Asian Cup Final: Australia, South Korea prepare for epic tournament decider
Football's two opposite and eternal forces will collide head on when Australia and South Korea meet in the final of the AFC Asian Cup in Sydney on Saturday.
Uli Stelike's Taeguk Warriors have made fortress football their trademark at this tournament. South Korea have yet to concede a goal in the competition. That record of five clean sheets over 480 minutes of football, which included a 1-0 win over Australia, has been their ticket to the decider.
Contrast that with the Socceroos' path to the final which has been built on an avalanche of goals. Ange Postecoglou's team are the tournament's highest scorers having netted 12 times in their five games. Their chronic dependence on veteran forward Tim Cahill to provide the crucial finish has also diminished with 10 different Socceroos having scored in their run to the final.
The caveat to all of that? No one in green and gold was able to find the back of the net against South Korea.
It's an exquisite equation, one that will divide football fans and reflect their own philosophy on the game. Is it enough to be the optimist and trust that you'll simply score more than your opponent? Or does pragmatism win the day in the belief that as long as you don't concede you can't lose, and that's all that matters?
Certainly, there is no mystery surrounding how both teams will approach the game. Postecoglou has clearly stated he has made his game plan a reflection of the national sporting character.
"Australians want their sporting teams to be aggressive and pro-active, to take the game to their opponents."
True to that creed, that's exactly what his Socceroos have done since he assumed the role as head coach at the end of 2013. Whilst his team is still a work in progress, Postecoglou is fully aware of what a precious opportunity this final is for Australian football.
"We haven't won anything in the men's game yet. And this gives us an opportunity to achieve something."
If they are to claim Asian football's greatest prize they will need to run harder for longer and be sharper and smarter than they were against South Korea in Brisbane.
Stielke's team have enjoyed a remarkable renaissance of their own. South Korea's FIFA World Cup in Brazil last year was a an abject failure, something the German was appointed to rectify quickly -- he has succeeded.
Stielke has schooled his squad on the traditions of the West German teams he represented with distinction in winning the European Championship in 1980 and being a runner up at the FIFA World Cup in 1982. It's a philosophy that prizes implacable defence.

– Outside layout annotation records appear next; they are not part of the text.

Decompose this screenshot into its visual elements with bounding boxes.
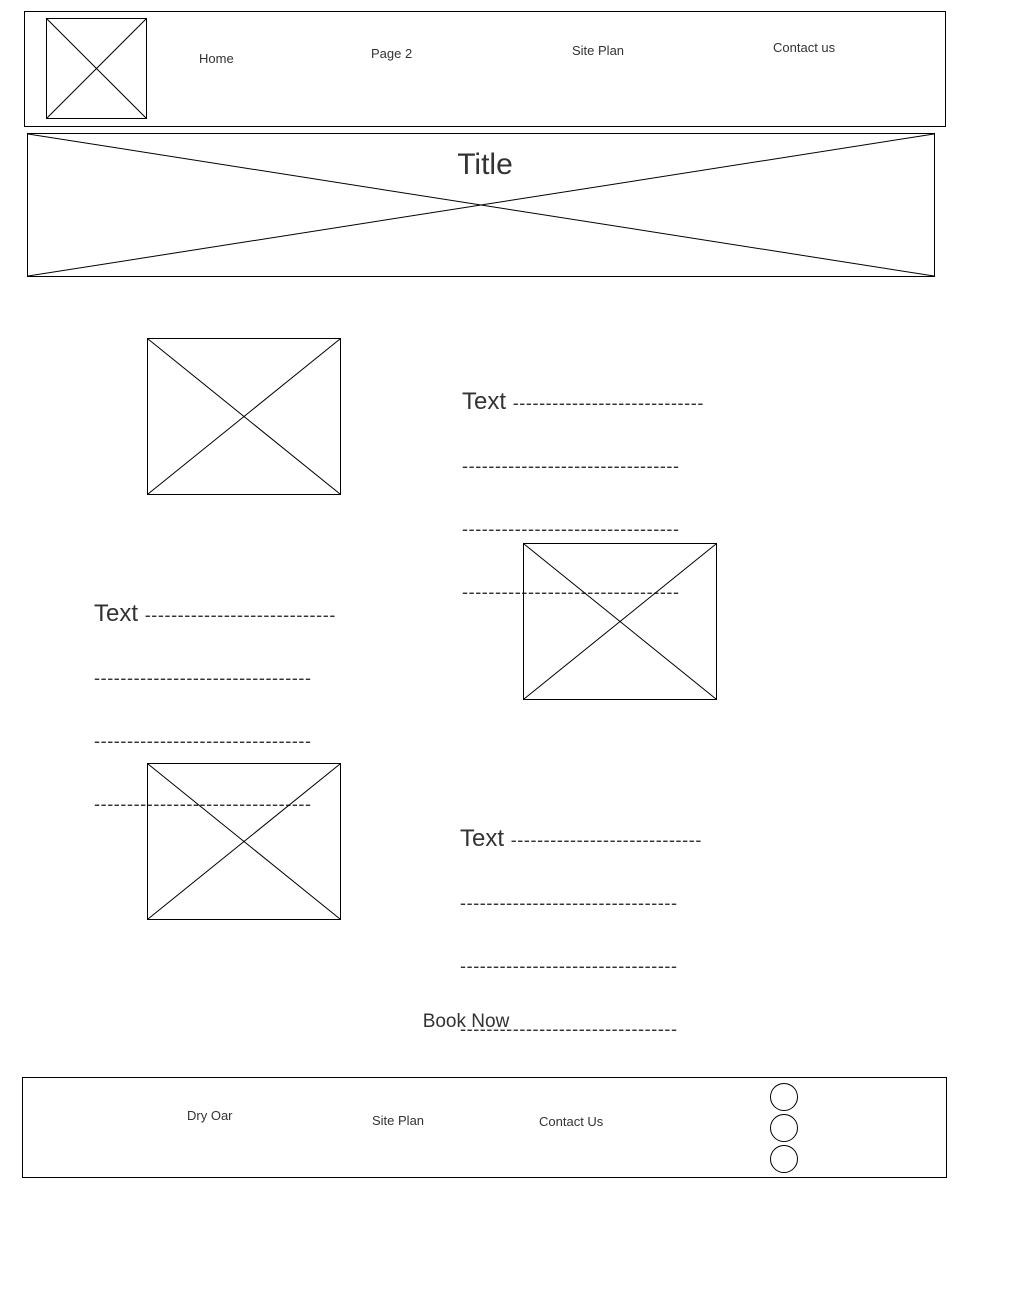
- section-1-text-line: ---------------------------------: [462, 519, 680, 539]
- section-3-text-lead-dashes: -----------------------------: [510, 830, 702, 850]
- section-3-text-lead: Text: [460, 825, 505, 852]
- footer-site-plan-link[interactable]: Site Plan: [372, 1113, 425, 1128]
- section-2-text: Text ----------------------------- -----…: [94, 564, 336, 836]
- nav-home-link[interactable]: Home: [199, 51, 234, 66]
- book-now-button[interactable]: Book Now: [422, 1011, 510, 1032]
- section-2-text-lead: Text: [94, 600, 139, 627]
- section-3-text-line: ---------------------------------: [460, 893, 678, 913]
- section-1-text-line: ---------------------------------: [462, 456, 680, 476]
- logo-image-placeholder[interactable]: [46, 18, 147, 119]
- section-2-text-line: ---------------------------------: [94, 731, 312, 751]
- section-1-image-placeholder: [147, 338, 341, 495]
- nav-site-plan-link[interactable]: Site Plan: [572, 43, 625, 58]
- section-2-text-line: ---------------------------------: [94, 794, 312, 814]
- header-bar: [24, 11, 946, 127]
- section-3-text-line: ---------------------------------: [460, 956, 678, 976]
- section-3-text-line: ---------------------------------: [460, 1019, 678, 1039]
- social-icon-2[interactable]: [770, 1114, 798, 1142]
- footer-bar: [22, 1077, 947, 1178]
- section-3-image-placeholder: [147, 763, 341, 920]
- footer-contact-link[interactable]: Contact Us: [539, 1114, 604, 1129]
- section-3-text: Text ----------------------------- -----…: [460, 789, 702, 1061]
- section-2-image-placeholder: [523, 543, 717, 700]
- page-title: Title: [457, 148, 513, 181]
- social-icon-3[interactable]: [770, 1145, 798, 1173]
- section-1-text: Text ----------------------------- -----…: [462, 352, 704, 624]
- section-2-text-line: ---------------------------------: [94, 668, 312, 688]
- footer-brand-link[interactable]: Dry Oar: [187, 1108, 233, 1123]
- social-icon-1[interactable]: [770, 1083, 798, 1111]
- section-2-text-lead-dashes: -----------------------------: [144, 605, 336, 625]
- banner-image-placeholder: [27, 133, 935, 277]
- section-1-text-line: ---------------------------------: [462, 582, 680, 602]
- section-1-text-lead-dashes: -----------------------------: [512, 393, 704, 413]
- nav-contact-link[interactable]: Contact us: [773, 40, 836, 55]
- section-1-text-lead: Text: [462, 388, 507, 415]
- nav-page2-link[interactable]: Page 2: [371, 46, 413, 61]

With his central defensive pairing of Kim Young-gwon and Kwak Tae-hwi he has shut the door on teams who rely on midfield skill and speed to score. For Socceroos Matt Leckie, Roobie Kruse, Massimo Luongo and James Triosi the duo present a massive challenge. All four Aussies have had great moments in the tournament but to win on Saturday night they will need to elevate their game collectively to succeed.
South Korea will profit from any loose and lazy football from Australia's ambitious midfield flyers. Winger Nam-Tae-hee is player who runs from the first whistle until the last with an an insatiable appetite for the ball. His ability to score goals has been proven and, following on from a man of the match performance in the semifinal, he will be bursting with confidence. Similarly, Robbie Kruse's Bayer Leverkusen team mate Son Heung-min has enhanced his reputation at this tournament and will present an ever present danger to the Socceroos defence.

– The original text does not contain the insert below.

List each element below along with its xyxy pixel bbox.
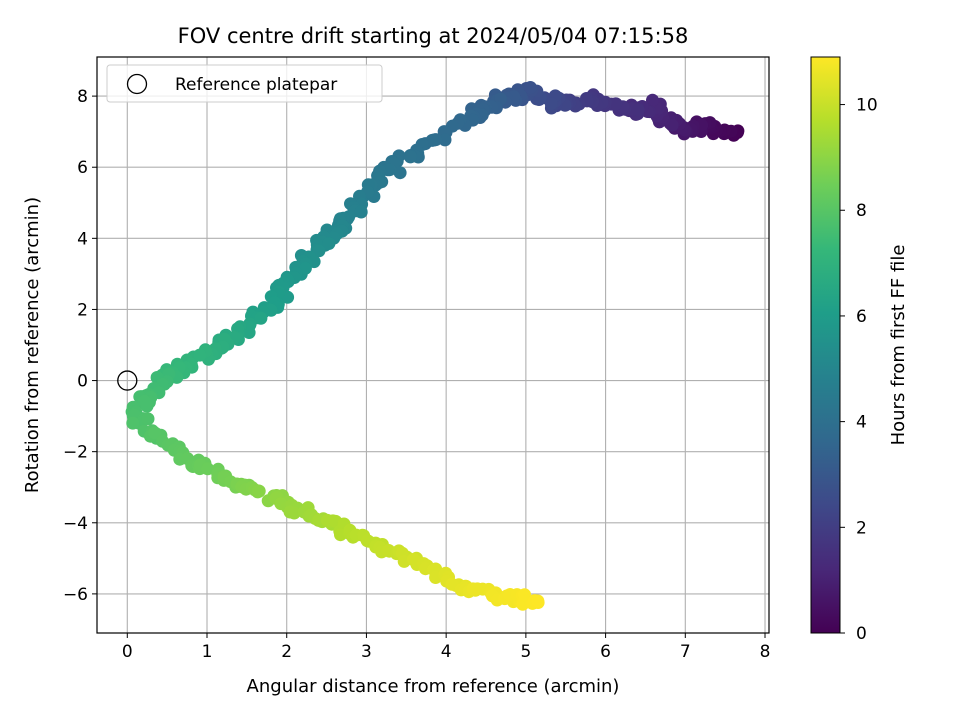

In the middle of the park the battle of the captains will be decisive. Stielke's ace in the pack is his captain Ki Sung-yueng. A natural born leader, the South Korean captain has pace, power and a killer pass in his arsenal. Sung-yueng will get forward and join in attacks but he never shirks his responsibility to his back four. And he's a winner. The way he imposed himself on the contest early in the semifinal against Iraq was compelling.

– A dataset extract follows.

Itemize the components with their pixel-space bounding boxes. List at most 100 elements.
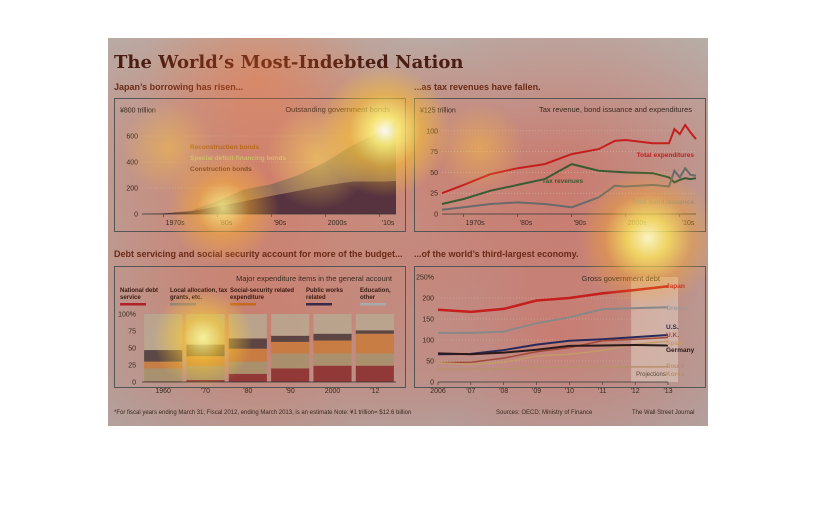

Socceroos captain Mile Jedinak has had a disrupted tournament but has got back to something like his best in the semi against the Unnited Arab Emirates. He will be fully aware that he will need to negate the creativity and rhythm of a dynamic and mobile South Korean midfield. It shapes as the defining game of his career.
And then there is Tim Cahill. Is there any more to say about the talismanic Australian veteran?
The bigger the show, the higher the stakes, the greater the performance. If this final comes down to one moment of magic then he is surely the man.
This tournament deserves a great final. With both teams burning with a desire to succeed we are sure to get one.